Entrou seguida, ela mal pôs os pés no local e a recepcionista já foi se colocando em prontidão.

— É um prazer recebê-la em nosso hospital!

— Anote que eu tenho pressa — pediu, seriamente, retirando os óculos.

— Claro, no que posso ajudá-la?

— Cuide dele, por favor.

A recepcionista enfim notou Álvaro logo atrás da conhecida e, com certo olhar de indiferença, encaminhou-o para ser atendido pelo setor de curativos.

— É na segunda sala, logo à esquerda — apontou o caminho.

Álvaro olhou para Cristina e, sem muito o que falar, agradeceu.

— Obrigado!

— Não pense que agora se livrou de mim.

— Como assim?

— Vá tratar logo esse seu ferimento — respondeu em tom apressado. — Peça que a enfermeira seja breve e, caso precise, diga-lhe "Cris33".

Tanto Álvaro quanto a recepcionista não tinham ideia do que significava tal palavra, que mais se assemelhava a um código.

— Ficarei aqui esperando — acrescentou, indo sentar-se na poltrona macia e confortável próximo ao balcão.

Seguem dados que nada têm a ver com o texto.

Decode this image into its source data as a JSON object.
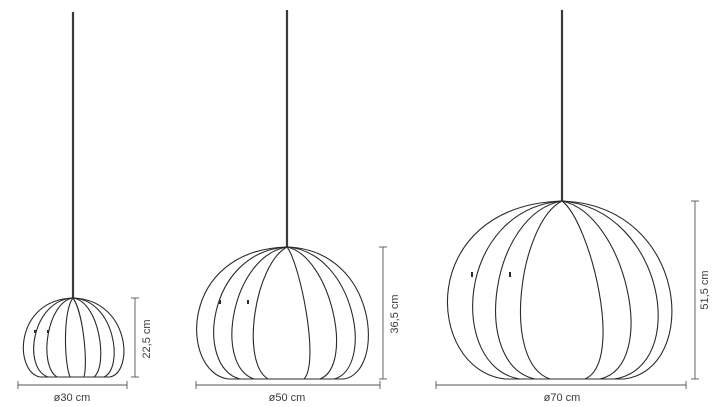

Álvaro se foi e sumiu ao dobrar à esquerda do corredor. Cristina sentou-se e ficou a mexer em seu aparelho celular de última geração, cheio de notificações relacionadas em maioria ao trabalho, à multinacional e às demais organizações. Em momento algum, ela tinha tempo a perder à toa.

A recepcionista quis puxar conversa, mas ela não conseguia nem um pingo de atenção. Então, voltou-se ao telefone de trabalho e realizou uma demorada ligação telefônica, falando às vezes em voz baixinha, como se estivesse a sussurrar um segredo pelo telefone.

Nesse ínterim, Álvaro recebeu os cuidados necessários após falar a palavra mágica, pois sem ela, todos do hospital teriam ouvido um grito ecoar daquela sala. Quando a enfermeira o viu, pensou que fosse algum bandido que tivera levado um tiro na testa.

— Obrigado pelo curativo.

— É só o meu trabalho.

Assim que retornou à recepção, Cristina já estava a bater o pé no chão por tanta demora. Ele teria sido mais breve se a enfermeira não tivesse tantos estereótipos encucados naquela cabeça de gente que vê as coisas com mais facilidade pelo lado ruim.

— Pelo menos já podemos ir. — Repôs novamente os óculos. De tanto fazer isso, às vezes, fazia até sem perceber. — Espere-me no carro.

Álvaro saiu do hospital, repetindo um obrigado. Muita gratidão por fora, mas por dentro, preocupação. Tinha, pois, de conseguir dinheiro para comprar o almoço da filha e do idoso pai.

...***...

— Moça, o que está olhando? — indagou Cristina.

A recepcionista distraída retornou a si, de imediato.

— Perdão.

— Pois bem, pagarei o atendimento por transferência instantânea.

Logo, Cristina deixou também o local, passando pela porta de duas abas com abertura automática. Do outro lado da rua pavimentada estava estacionado o carro. Aproximou-se com passos apressados e sem demora adentrou o veículo.

— Pronto para ir... Álvaro?

Ele simplesmente não estava no carro nem sequer avista, para onde teria ido?